Faced with evidence of the plaintiff-mother’s dysfunctional relationship with her parents, the trial court should have made, but did not make, findings as to more of the factors set out in Ramirez-Barker v. Barker, 107 N.C. App. 71, 418 S.E.2d 675 (1992), before approving the mother’s and children’s relocation to Indiana to live with the mother’s parents.
We vacate the trial court’s custody order and remand for entry of a new order consistent with this opinion.
Background
The trial court heard evidence that the plaintiff-mother had suffered from mental health issues since adolescence, stemming from what plaintiff characterized as an abusive, disciplinarian upbringing by her religious fundamentalist parents. Plaintiff ceased all contact with her parents shortly after the birth of the parties’ first child in 2014, in part due to plaintiff’s resentment about her own upbringing and concerns with how her parents’ religious beliefs would conflict with the worldview under which the parties planned to raise their own children.
Nonetheless, amid increasing marital strife and a desire to separate from the defendant-father, plaintiff reinitiated contact with her family and moved herself and the children to her parents’ home in Indiana. The trial court awarded primary physical custody to plaintiff and permitted the move to Indiana.
Findings
Ramirez-Barker lists several factors that should be considered in a child custody relocation case. Despite receiving evidence relating to those factors, the trial court merely recites several of those factors without engaging in any substantive analysis.
For example, the trial court found that the distance between Indiana and North Carolina would require visits with defendant during seasonal school breaks and holidays. However, the court omitted any consideration of how such a visitation schedule would preserve and foster the children’s relationship with defendant or serve their best interests.
The court also found that defendant opposed the relocation of the children. Rather than assessing the integrity of his opposition, the trial court instead chose to downplay his opposition by finding that he unreasonably failed to acknowledge his role in the failure of the marriage. A party’s fault for the failure of the marriage is not an appropriate consideration in determining whether relocation would be in the best interests of the children.
Given the cursory manner in which the trial court addressed the Ramirez-Barker factors and its failure to otherwise note how relocation of the children would be in their best interests, its conclusion of law rests upon its finding of an advantage in the family support network in Indiana. This finding alone cannot carry the weight of the custody order.
Even if this finding were sufficient, it is undermined by unresolved contradictions with several other findings in the order. The trial court found that the children “appear to have long standing relationships with their extended family members, with the exception of a three year period of time that ended a few weeks prior to the parties’ separation.” However, the children were only ages four and one at the time of the hearing. We find no competent evidence would support this determination.
As to plaintiff’s writings about her physical, verbal, and emotional abuse at the hands of her parents, the trial court noted that these writings were her way of “venting.” Yet notably absent from the order is any indication as to whether the trial court believed the accounts of abuse.

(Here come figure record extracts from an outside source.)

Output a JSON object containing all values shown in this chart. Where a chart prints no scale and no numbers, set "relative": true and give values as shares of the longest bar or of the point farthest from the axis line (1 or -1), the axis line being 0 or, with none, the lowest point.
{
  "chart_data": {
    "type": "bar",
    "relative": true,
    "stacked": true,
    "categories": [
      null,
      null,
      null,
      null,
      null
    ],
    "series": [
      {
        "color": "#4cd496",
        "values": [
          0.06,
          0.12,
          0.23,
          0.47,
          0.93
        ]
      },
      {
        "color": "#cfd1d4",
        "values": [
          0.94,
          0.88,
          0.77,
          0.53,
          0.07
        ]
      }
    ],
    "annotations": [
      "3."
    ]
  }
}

Other than their availability to provide transportation and supervision of the children if plaintiff secures employment in Indiana, the trial court does not make any findings indicating that contact with plaintiff’s parents would be beneficial to the children.
Moreover, the trial court found that plaintiff’s mental health issues are partially caused by the burden of being the children’s primary caregiver, yet it failed to explain how these issues would not be exacerbated by awarding her primary custody of the children and placing them in daily contact with her parents, which whom she had a dysfunctional relationship at best.
The trial court’s findings do not support its conclusion that granting plaintiff primary physical custody and permitting relocation to Indiana would be in the children’s best interests.
Vacated and remanded.
Tuel v. Tuel (Lawyers Weekly No. 011-083-20, 13 pp.) (John Arrowood, J.) Appealed from Johnston County District Court (Addie Rawls, J.) No appearance for plaintiff; Evan Horwitz and Jeffrey Russell for defendant. N.C. App.